Friday, September 23, 2011

Start-Up Watch COD: Bunchball is out to gamify a broad range of your brand’s online experiences


There are many actions that we hope consumers will take. Besides clicking to buy, of course. We want them to rate things, consume content, endorse our products, tell their friends about their experiences using our products, etc. We can’t MAKE THEM do these things. Those days, if they ever really existed, are long gone.
Bunchball is a company that helps companies make desirable actions far more likely. They do this by “gamifying” the process on our websites and in social experiences. The principle is simple and powerful. Specifically, Bunchball rewards consumers for taking these actions with a variety of tactics calculated to appeal to universal human motivations and impulses.
We all like recognition and rewards. With Bunchball, a company can motivate consumers to do things like consume more content by giving them points, badges, and the like when they do so. Further, by introducing competition into the mix, they can make participation more exciting and stimulating.
The core of the Bunchball offering is Nitro, a gamification platform that you implement on your owned media. Nitro drives on site participation in a variety of ways:
  • Challenges
  • Trophies
  • Badges
  • Achievements
  • Points
  • Leaderboards
  • Virtual goods
  • Virtual rooms
  • Customizable Avatars
  • Trivia
  • Poker-like experiences
  • Social media notifications
  • More
While there are different ways to integrate Nitro onto your site, the easiest is the Nitro toolbar that offers, tracks, and rewards users as they act. Since the toolbar lives in front of your content, it requires less integration time and activity.

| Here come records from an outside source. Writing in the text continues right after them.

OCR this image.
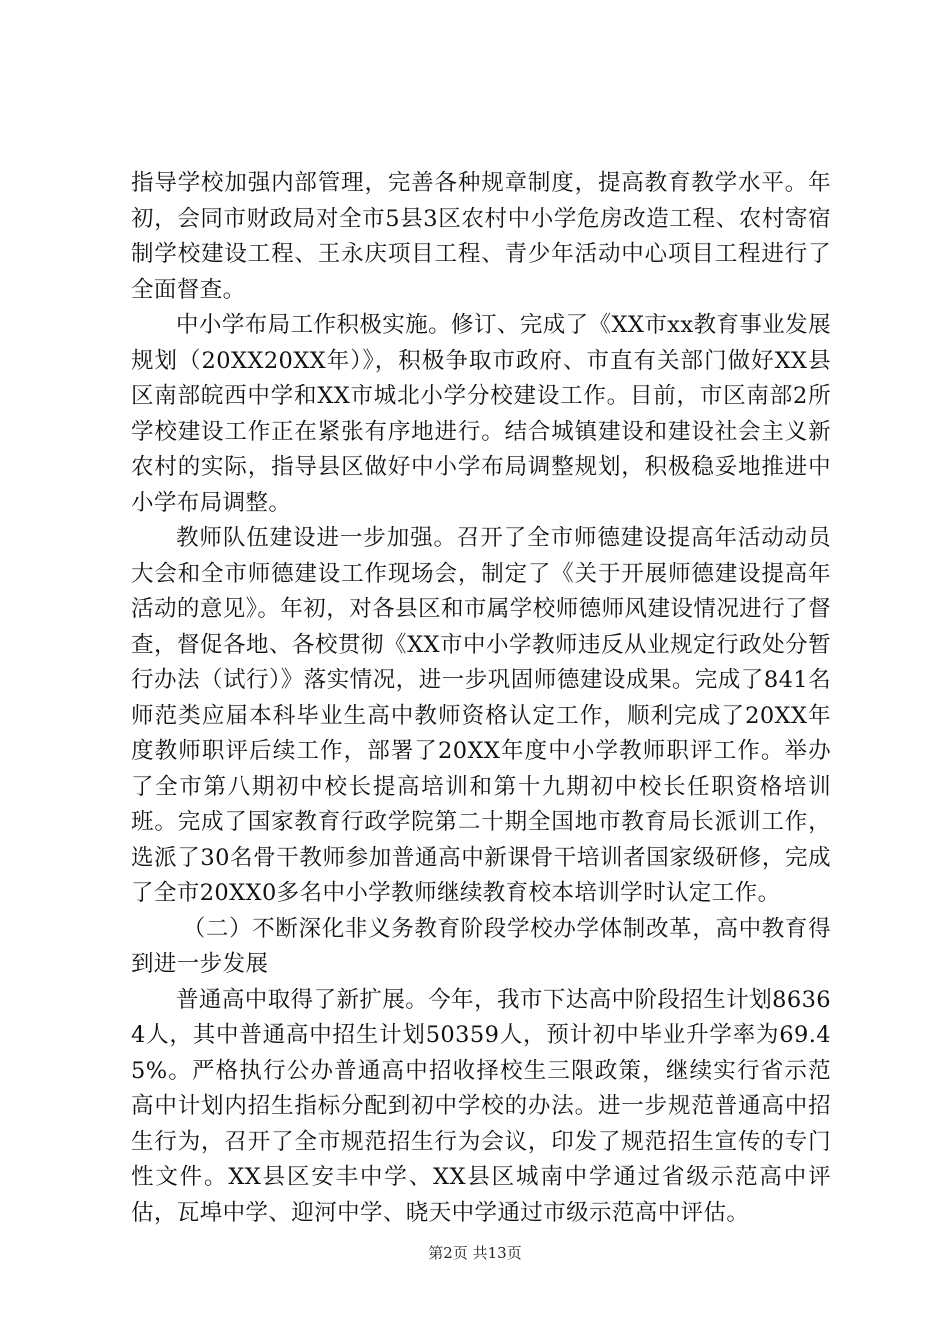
指导学校加强内部管理，完善各种规章制度，提高教育教学水平。年初，会同市财政局对全市5县3区农村中小学危房改造工程、农村寄宿制学校建设工程、王永庆项目工程、青少年活动中心项目工程进行了全面督查。

中小学布局工作积极实施。修订、完成了《XX市xx教育事业发展规划（20XX20XX年）》，积极争取市政府、市直有关部门做好XX县区南部皖西中学和XX市城北小学分校建设工作。目前，市区南部2所学校建设工作正在紧张有序地进行。结合城镇建设和建设社会主义新农村的实际，指导县区做好中小学布局调整规划，积极稳妥地推进中小学布局调整。

教师队伍建设进一步加强。召开了全市师德建设提高年活动动员大会和全市师德建设工作现场会，制定了《关于开展师德建设提高年活动的意见》。年初，对各县区和市属学校师德师风建设情况进行了督查，督促各地、各校贯彻《XX市中小学教师违反从业规定行政处分暂行办法（试行）》落实情况，进一步巩固师德建设成果。完成了841名师范类应届本科毕业生高中教师资格认定工作，顺利完成了20XX年度教师职评后续工作，部署了20XX年度中小学教师职评工作。举办了全市第八期初中校长提高培训和第十九期初中校长任职资格培训班。完成了国家教育行政学院第二十期全国地市教育局长派训工作，选派了30名骨干教师参加普通高中新课骨干培训者国家级研修，完成了全市20XX0多名中小学教师继续教育校本培训学时认定工作。

（二）不断深化非义务教育阶段学校办学体制改革，高中教育得到进一步发展

普通高中取得了新扩展。今年，我市下达高中阶段招生计划86364人，其中普通高中招生计划50359人，预计初中毕业升学率为69.45%。严格执行公办普通高中招收择校生三限政策，继续实行省示范高中计划内招生指标分配到初中学校的办法。进一步规范普通高中招生行为，召开了全市规范招生行为会议，印发了规范招生宣传的专门性文件。XX县区安丰中学、XX县区城南中学通过省级示范高中评估，瓦埠中学、迎河中学、晓天中学通过市级示范高中评估。

第2页 共13页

Let’s explore an example to see how this works. A visitor enters your site and learns that they can earn points and access to special content if they take certain actions. As they do so, they receive immediate feedback and virtual rewards like badges. As they continue to act, they earn points to use toward related branded merchandise and offers only available to such participants.
Perhaps not surprisingly, entertainment brands have been the most active in implementing Bunchball early on. By rewarding users for consuming, rating, and distributing content, people can get closer to the brands they love while also serving as important social marketing tools for the properties.
Brands as diverse as Playboy, Comcast, USA, and Hasbro have all seen success using Bunchball, as have retail brands like Victoria’s Secret.
Probably the best way to compartmentalize this in your head is to see gamification as a broad extension of social and casual online gaming that have taken the web by storm. The key, in my view, is to recognize how many people look to the web for activities and entertainment as much as they do for information. People want to be a part of brands and like it when the process of doing so becomes fun, ongoing, and engaging.
I think gamification is a lot more than a flash in a pan – it’s a trend that I expect will help refine and guide consumer experiences for the forseeable future. It appeals to the competitor in all of us, and offers both instant and delayed gratification. What could be a more powerful combination?